- Pitcher
- Born: December 24, 1913 New Brookland, South Carolina, U.S.
- Died: October 13, 1978 (aged 64) Leesville, South Carolina, U.S.
- Batted: RightThrew: Right

MLB debut
- April 20, 1936, for the Brooklyn Dodgers

Last MLB appearance
- June 20, 1943, for the Boston Braves

MLB statistics
- Win–loss record: 7–11
- Earned run average: 4.51
- Strikeouts: 86
- Stats at Baseball Reference

Teams
- Brooklyn Dodgers (1936–1937, 1939); Boston Braves (1943);

= George Jeffcoat =

American baseball player (1913–1978)

George Edward Jeffcoat (December 24, 1913 – October 13, 1978) was an American professional baseball pitcher who played in the major leagues for the Brooklyn Dodgers and Boston Braves from 1936 to 1943.
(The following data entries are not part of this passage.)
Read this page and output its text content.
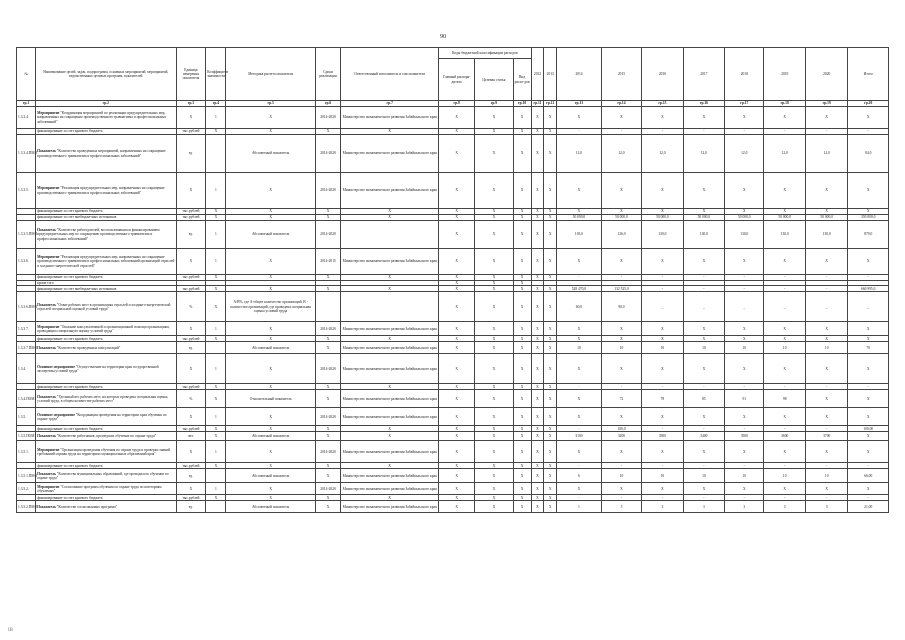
90
№	Наименование целей, задач, подпрограмм, основных мероприятий, мероприятий, ведомственных целевых программ, показателей	Единица измерения показателя	Коэффициент значимости	Методика расчета показателя	Сроки реализации	Ответственный исполнитель и соисполнители	Коды бюджетной классификации расходов			2012	2013	2014	2015	2016	2017	2018	2019	2020	Итого
							Главный распоря-дитель	Целевая статья	Вид расхо-дов										
гр.1	гр.2	гр.3	гр.4	гр.5	гр.6	гр.7	гр.8	гр.9	гр.10	гр.11	гр.12	гр.13	гр.14	гр.15	гр.16	гр.17	гр.18	гр.19	гр.20
1.3.3.4.	Мероприятие "Координация мероприятий по реализации предупредительных мер, направленных на сокращение производственного травматизма и профессиональных заболеваний"	X	1	X	2014-2020	Министерство экономического развития Забайкальского края	X	X	X	X	X	X	X	X	X	X	X	X	X
	финансирование за счет краевого бюджета	тыс.рублей	X	X	X	X	X	X	X	X	X	-	-	-	-	-	-	-	-
1.3.3.4.ПМ-1	Показатель "Количество проведенных мероприятий, направленных на сокращение производственного травматизма и профессиональных заболеваний"	ед.		Абсолютный показатель	2014-2020	Министерство экономического развития Забайкальского края	X	X	X	X	X	12,0	12,0	12,0	12,0	12,0	12,0	12,0	84,0
1.3.3.5.	Мероприятие "Реализация предупредительных мер, направленных на сокращение производственного травматизма и профессиональных заболеваний"	X	1	X	2014-2020	Министерство экономического развития Забайкальского края	X	X	X	X	X	X	X	X	X	X	X	X	X
	финансирование за счет краевого бюджета	тыс.рублей	X	X	X	X	X	X	X	X	X	X	X	X	X	X	X	X	X
	финансирование за счет внебюджетных источников	тыс.рублей	X	X	X	X	X	X	X	X	X	50 000,0	50 000,0	50 000,0	50 000,0	50 000,0	50 000,0	50 000,0	350 000,0
1.3.3.5.ПМ-1	Показатель "Количество работодателей, воспользовавшихся финансированием предупредительных мер по сокращению производственного травматизма и профессиональных заболеваний"	ед.	1	Абсолютный показатель	2014-2020		X	X	X	X	X	103,0	126,0	130,0	130,0	130,0	130,0	130,0	879,0
1.3.3.6.	Мероприятие "Реализация предупредительных мер, направленных на сокращение производственного травматизма и профессиональных заболеваний организаций отраслей и холдинго-энергетической отраслей"	X	1	X	2014-2015	Министерство экономического развития Забайкальского края	X	X	X	X	X	X	X	X	X	X	X	X	X
	финансирование за счет краевого бюджета	тыс.рублей	X	X	X	X	X	X	X	X	X	-	-	-	-	-	-	-	-
	кроме того						X	X	X										
	финансирование за счет внебюджетных источников	тыс.рублей	X	X	X	X	X	X	X	X	X	528 470,0	132 525,0	-	-	-	-	-	660 995,0
1.3.3.6.ПМ-1	Показатель "Охват рабочих мест в организациях отраслей и холдинго-энергетической отраслей специальной оценкой условий труда"	%	X	А/В%, где А-общее количество организаций, В - количество организаций, где проведена специальная оценка условий труда			X	X	X	X	X	60,0	90,0	_	_	_	_	_	_
1.3.3.7.	Мероприятие "Оказание консультативной и организационной помощи организациям, проводящим специальную оценку условий труда"	X	1	X	2014-2020	Министерство экономического развития Забайкальского края	X	X	X	X	X	X	X	X	X	X	X	X	X
	финансирование за счет краевого бюджета	тыс.рублей	X	X	X	X	X	X	X	X	X	X	X	X	X	X	X	X	X
1.3.3.7.ПМ-1	Показатель "Количество проведенных консультаций"	ед.		Абсолютный показатель	X	Министерство экономического развития Забайкальского края	X	X	X	X	X	10	10	10	10	10	10	10	70
1.3.4.	Основное мероприятие "Осуществление на территории края государственной экспертизы условий труда"	X	1	X	2014-2020	Министерство экономического развития Забайкальского края	X	X	X	X	X	X	X	X	X	X	X	X	X
	финансирование за счет краевого бюджета	тыс.рублей	X	X	X	X	X	X	X	X	X	-	-	-	-	-	-	-	-
1.3.4.ПОМ1	Показатель "Удельный вес рабочих мест, на которых проведена специальная оценка условий труда, в общем количестве рабочих мест"	%	X	Относительный показатель	X	Министерство экономического развития Забайкальского края	X	X	X	X	X	X	72	78	85	91	98	X	X
1.3.5.	Основное мероприятие "Координация проведения на территории края обучения по охране труда"	X	1	X	2014-2020	Министерство экономического развития Забайкальского края	X	X	X	X	X	X	X	X	X	X	X	X	X
	финансирование за счет краевого бюджета	тыс.рублей	X	X	X	X	X	X	X	X	X	-	100,0	-	-	-	-	-	100,00
1.3.5.ПОМ1	Показатель "Количество работников, прошедших обучение по охране труда"	чел.	X	Абсолютный показатель	X	X	X	X	X	X	X	3100	3200	3300	3400	3500	3600	3700	X
1.3.5.1.	Мероприятие "Организация проведения обучения по охране труда и проверки знаний требований охраны труда на территориях муниципальных образований края"	X	1	X	2014-2020	Министерство экономического развития Забайкальского края	X	X	X	X	X	X	X	X	X	X	X	X	X
	финансирование за счет краевого бюджета	тыс.рублей	X	X	X	X	X	X	X	X	X	-	-	-	-	-	-	-	-
1.3.5.1.ПМ-1	Показатель "Количество муниципальных образований, где проводилось обучение по охране труда"	ед.		Абсолютный показатель	X	Министерство экономического развития Забайкальского края	X	X	X	X	X	6	10	10	10	10	10	10	66,00
1.3.5.2.	Мероприятие "Согласование программ обучения по охране труда по категориям обучаемых"	X	1	X	2014-2020	Министерство экономического развития Забайкальского края	X	X	X	X	X	X	X	X	X	X	X	X	X
	финансирование за счет краевого бюджета	тыс.рублей	X	X	X	X	X	X	X	X	X	-	-	-	-	-	-	-	-
1.3.5.2.ПМ-1	Показатель "Количество согласованных программ"	ед.		Абсолютный показатель	X	Министерство экономического развития Забайкальского края	X	X	X	X	X	1	5	3	3	3	3	3	21,00
IB
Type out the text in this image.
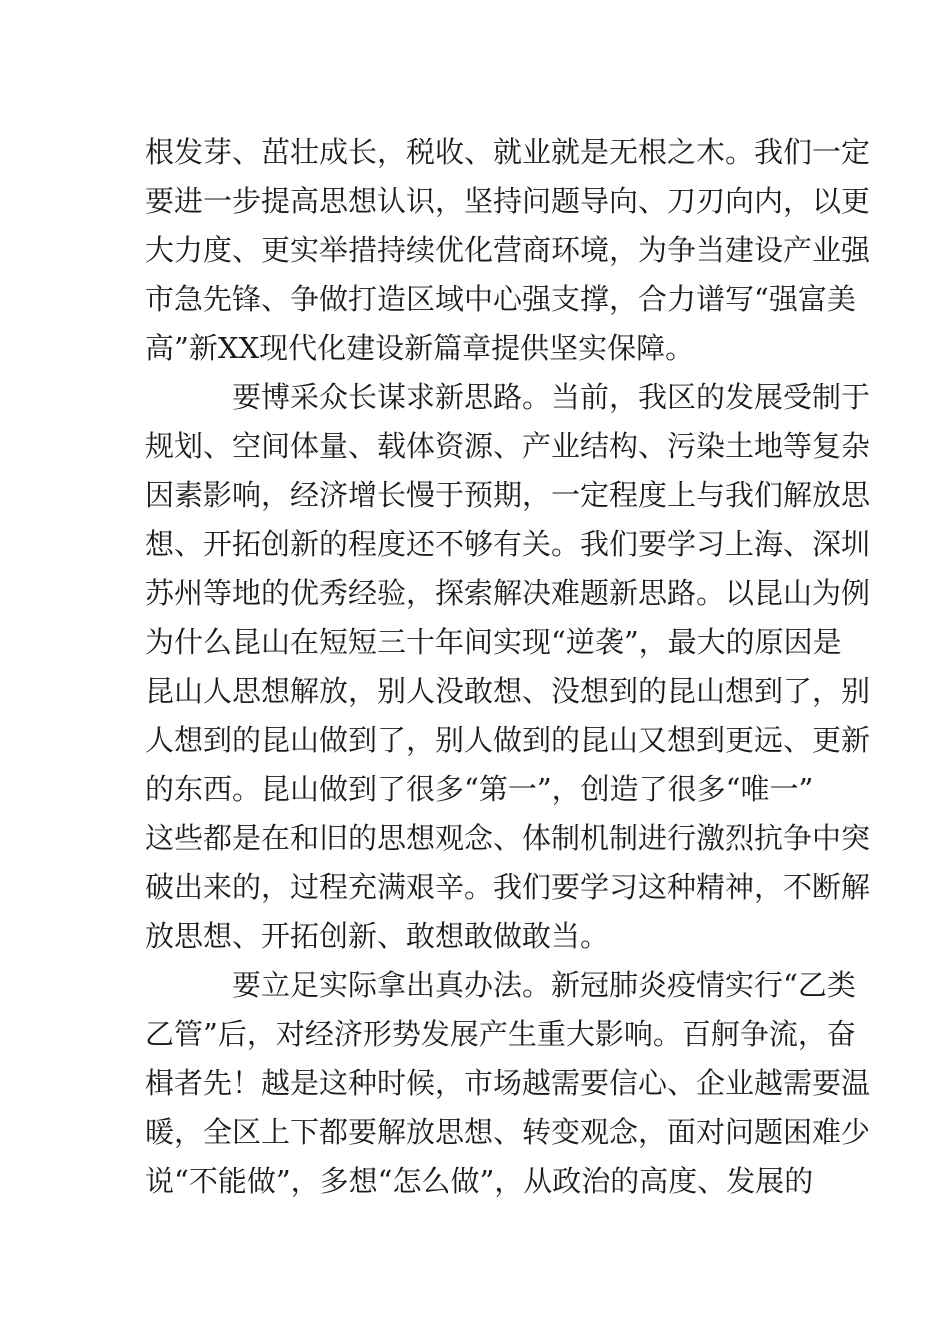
根发芽、茁壮成长，税收、就业就是无根之木。我们一定
要进一步提高思想认识，坚持问题导向、刀刃向内，以更
大力度、更实举措持续优化营商环境，为争当建设产业强
市急先锋、争做打造区域中心强支撑，合力谱写“强富美
高”新XX现代化建设新篇章提供坚实保障。
要博采众长谋求新思路。当前，我区的发展受制于
规划、空间体量、载体资源、产业结构、污染土地等复杂
因素影响，经济增长慢于预期，一定程度上与我们解放思
想、开拓创新的程度还不够有关。我们要学习上海、深圳
苏州等地的优秀经验，探索解决难题新思路。以昆山为例
为什么昆山在短短三十年间实现“逆袭”，最大的原因是
昆山人思想解放，别人没敢想、没想到的昆山想到了，别
人想到的昆山做到了，别人做到的昆山又想到更远、更新
的东西。昆山做到了很多“第一”，创造了很多“唯一”
这些都是在和旧的思想观念、体制机制进行激烈抗争中突
破出来的，过程充满艰辛。我们要学习这种精神，不断解
放思想、开拓创新、敢想敢做敢当。
要立足实际拿出真办法。新冠肺炎疫情实行“乙类
乙管”后，对经济形势发展产生重大影响。百舸争流，奋
楫者先！越是这种时候，市场越需要信心、企业越需要温
暖，全区上下都要解放思想、转变观念，面对问题困难少
说“不能做”，多想“怎么做”，从政治的高度、发展的
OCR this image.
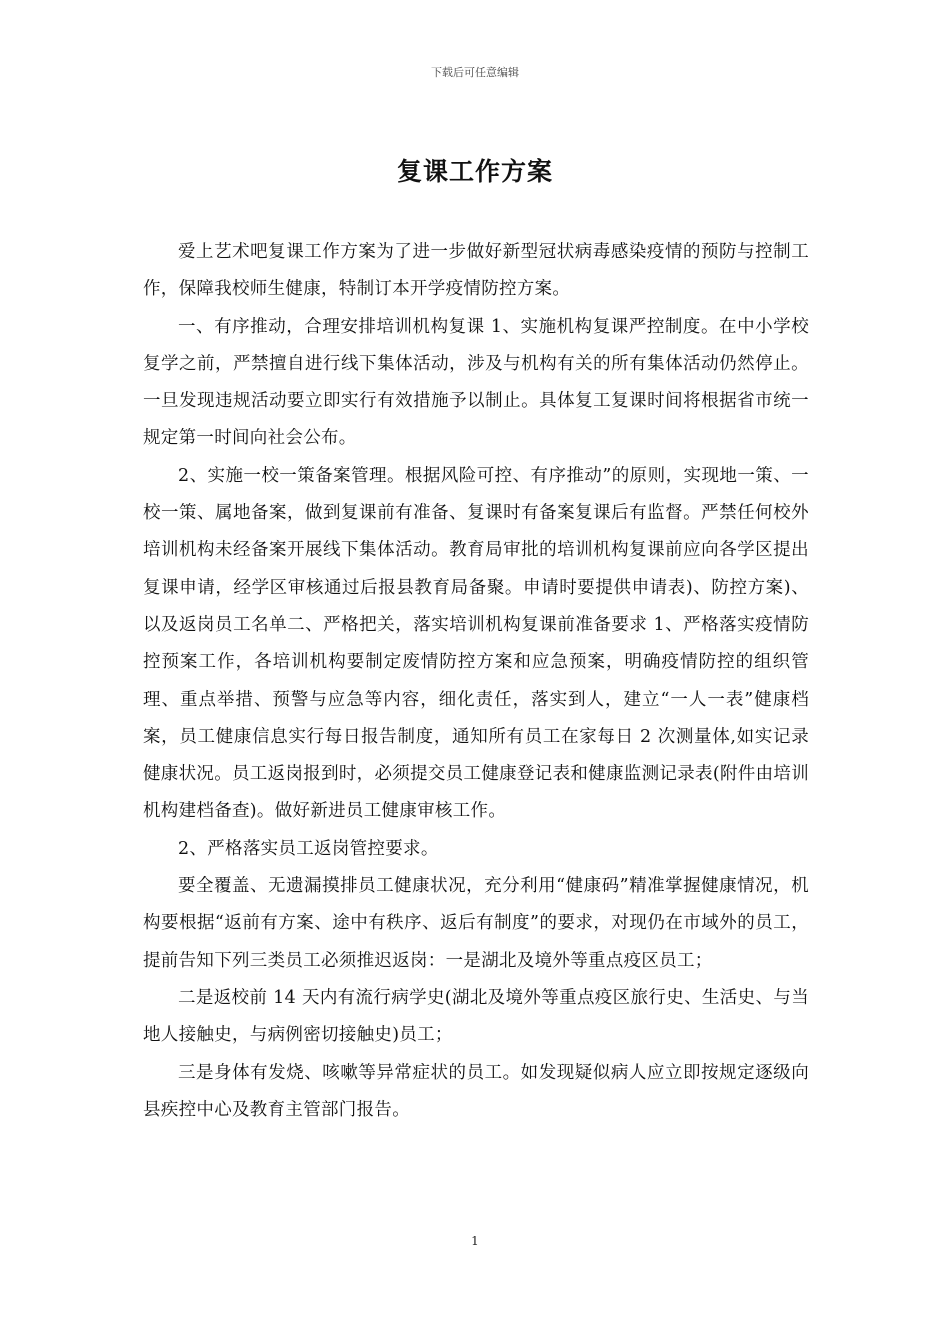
下载后可任意编辑
复课工作方案

爱上艺术吧复课工作方案为了进一步做好新型冠状病毒感染疫情的预防与控制工作，保障我校师生健康，特制订本开学疫情防控方案。

一、有序推动，合理安排培训机构复课 1、实施机构复课严控制度。在中小学校复学之前，严禁擅自进行线下集体活动，涉及与机构有关的所有集体活动仍然停止。一旦发现违规活动要立即实行有效措施予以制止。具体复工复课时间将根据省市统一规定第一时间向社会公布。

2、实施一校一策备案管理。根据风险可控、有序推动”的原则，实现地一策、一校一策、属地备案，做到复课前有准备、复课时有备案复课后有监督。严禁任何校外培训机构未经备案开展线下集体活动。教育局审批的培训机构复课前应向各学区提出复课申请，经学区审核通过后报县教育局备聚。申请时要提供申请表)、防控方案)、以及返岗员工名单二、严格把关，落实培训机构复课前准备要求 1、严格落实疫情防控预案工作，各培训机构要制定废情防控方案和应急预案，明确疫情防控的组织管理、重点举措、预警与应急等内容，细化责任，落实到人，建立“一人一表”健康档案，员工健康信息实行每日报告制度，通知所有员工在家每日 2 次测量体,如实记录健康状况。员工返岗报到时，必须提交员工健康登记表和健康监测记录表(附件由培训机构建档备查)。做好新进员工健康审核工作。

2、严格落实员工返岗管控要求。

要全覆盖、无遗漏摸排员工健康状况，充分利用“健康码”精准掌握健康情况，机构要根据“返前有方案、途中有秩序、返后有制度”的要求，对现仍在市域外的员工，提前告知下列三类员工必须推迟返岗：一是湖北及境外等重点疫区员工；

二是返校前 14 天内有流行病学史(湖北及境外等重点疫区旅行史、生活史、与当地人接触史，与病例密切接触史)员工；

三是身体有发烧、咳嗽等异常症状的员工。如发现疑似病人应立即按规定逐级向县疾控中心及教育主管部门报告。

1
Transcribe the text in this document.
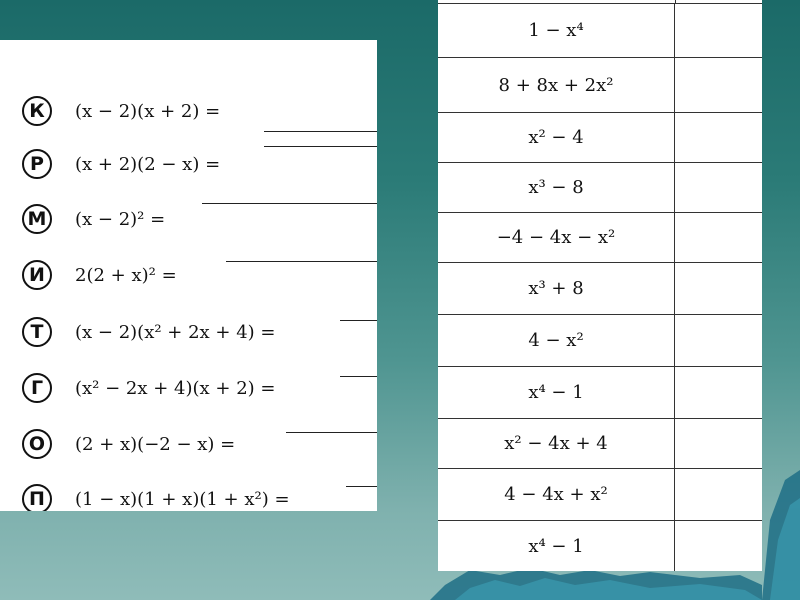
К	(x − 2)(x + 2) =
Р	(x + 2)(2 − x) =
М	(x − 2)² =
И	2(2 + x)² =
Т	(x − 2)(x² + 2x + 4) =
Г	(x² − 2x + 4)(x + 2) =
О	(2 + x)(−2 − x) =
П	(1 − x)(1 + x)(1 + x²) =
1 − x⁴
8 + 8x + 2x²
x² − 4
x³ − 8
−4 − 4x − x²
x³ + 8
4 − x²
x⁴ − 1
x² − 4x + 4
4 − 4x + x²
x⁴ − 1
Jeffcoat was the last player in the Dodgers franchise to wear jersey number 42 before Jackie Robinson. He wore the jersey during only the 1939 season.

Jeffcoat's younger brother, Hal Jeffcoat, also played in the major leagues as an outfielder and pitcher, and his nephew Harold George Jeffcoat pitched in the minor leagues.

Born in New Brookland, South Carolina, Jeffcoat died of a self-inflicted gunshot wound in Leesville, South Carolina in 1978.